Staysails, head rig, Spanker stowed, bare poles and using both our engines to get some height before bearing away on the sought Southeasterly Trade Winds, still ahead of us.
Cumulus vertical development is giving way to higher more spread Stratus, veiling the sky. Dryer atmosphere turning into drizzle. Spectacular, colourful sunrises and sunsets becoming duller and greyer.
Still in the doldrums, but the weather beginning to change and the light winds somehow tending to become already more Southeasterly, indications that not so far ahead the reliable southern trades blow.
Europa motors over a crossed 3m swell, practically in the middle of the Ocean: East and West 800nm between her and the closest lands in Guinea Bissau and Brazil.
With the sailhandling reduced to a minimum and the engines pushing us southwards, the day invited to spend more time busy on maintenance projects. Overall up keeping, overhauling, mending and repairing or new-shaping rig implements is a constant in a ship like the Europa. Always things in need of replacement or modifications are found from down below to the top of the masts and yards, passing by the decks and the hull. Process that never stopped either at sea or on dry dock since her complete refit from a 1911 lighthouse ship, to start a new life as a bark in 1994.
Older than 100 years, her riveted hull was made to withstand the wintery icy waters of the Elbe river, and during her big project of refurbishing finished about 30 years ago, she was gifted with the potential to spread much more additional canvas to the winds.

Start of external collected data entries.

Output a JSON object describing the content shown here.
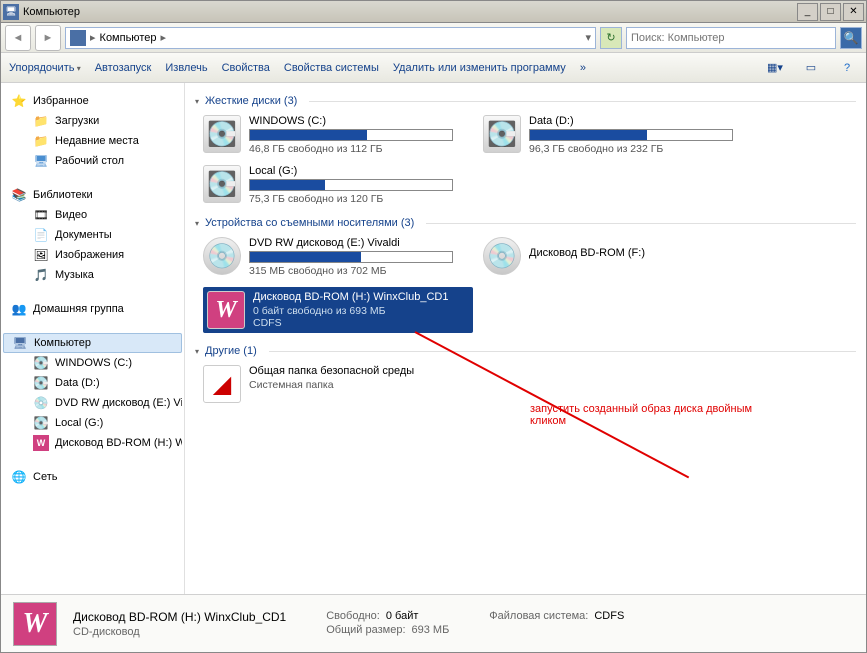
{
  "window": {
    "title": "Компьютер"
  },
  "addr": {
    "label": "Компьютер"
  },
  "search": {
    "placeholder": "Поиск: Компьютер"
  },
  "toolbar": {
    "organize": "Упорядочить",
    "autorun": "Автозапуск",
    "extract": "Извлечь",
    "props": "Свойства",
    "sysprops": "Свойства системы",
    "uninstall": "Удалить или изменить программу",
    "more": "»"
  },
  "sidebar": {
    "fav": {
      "head": "Избранное",
      "items": [
        "Загрузки",
        "Недавние места",
        "Рабочий стол"
      ]
    },
    "lib": {
      "head": "Библиотеки",
      "items": [
        "Видео",
        "Документы",
        "Изображения",
        "Музыка"
      ]
    },
    "homegroup": "Домашняя группа",
    "computer": {
      "head": "Компьютер",
      "items": [
        "WINDOWS (C:)",
        "Data (D:)",
        "DVD RW дисковод (E:) Viv",
        "Local (G:)",
        "Дисковод BD-ROM (H:) Wi"
      ]
    },
    "network": "Сеть"
  },
  "groups": {
    "hdd": {
      "head": "Жесткие диски (3)",
      "drives": [
        {
          "name": "WINDOWS (C:)",
          "free": "46,8 ГБ свободно из 112 ГБ",
          "fill": 58
        },
        {
          "name": "Data (D:)",
          "free": "96,3 ГБ свободно из 232 ГБ",
          "fill": 58
        },
        {
          "name": "Local (G:)",
          "free": "75,3 ГБ свободно из 120 ГБ",
          "fill": 37
        }
      ]
    },
    "removable": {
      "head": "Устройства со съемными носителями (3)",
      "drives": [
        {
          "name": "DVD RW дисковод (E:) Vivaldi",
          "free": "315 МБ свободно из 702 МБ",
          "fill": 55
        },
        {
          "name": "Дисковод BD-ROM (F:)"
        },
        {
          "name": "Дисковод BD-ROM (H:) WinxClub_CD1",
          "free": "0 байт свободно из 693 МБ",
          "fs": "CDFS"
        }
      ]
    },
    "other": {
      "head": "Другие (1)",
      "drives": [
        {
          "name": "Общая папка безопасной среды",
          "sub": "Системная папка"
        }
      ]
    }
  },
  "annotation": {
    "text1": "запустить созданный образ диска двойным",
    "text2": "кликом"
  },
  "status": {
    "title": "Дисковод BD-ROM (H:) WinxClub_CD1",
    "type": "CD-дисковод",
    "free_k": "Свободно:",
    "free_v": "0 байт",
    "size_k": "Общий размер:",
    "size_v": "693 МБ",
    "fs_k": "Файловая система:",
    "fs_v": "CDFS"
  }
}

But to keep her safely wandering, from the Trades and Doldrums to the Roaring 40’s and Screaming 60’s, riding gales and drifting in the calms, a good and non-stop maintenance program must be held to keep her fit for it.
Tools, knives, spikes, needles and threats, ropes, old and new parts, scrapers, canvas, leather, rig bags, sandpaper… all scattered over the fore-deck and workbench. Ready for stropping blocks, seizing, rope replacements, splicing, chafing gear sawing to be placed up aloft. Dry conditions help too for scraping, sanding and protecting blocks from the elements through several layers of varnish. Everything part of the daily duties when the weather is good and the sailhandling leaves time for it.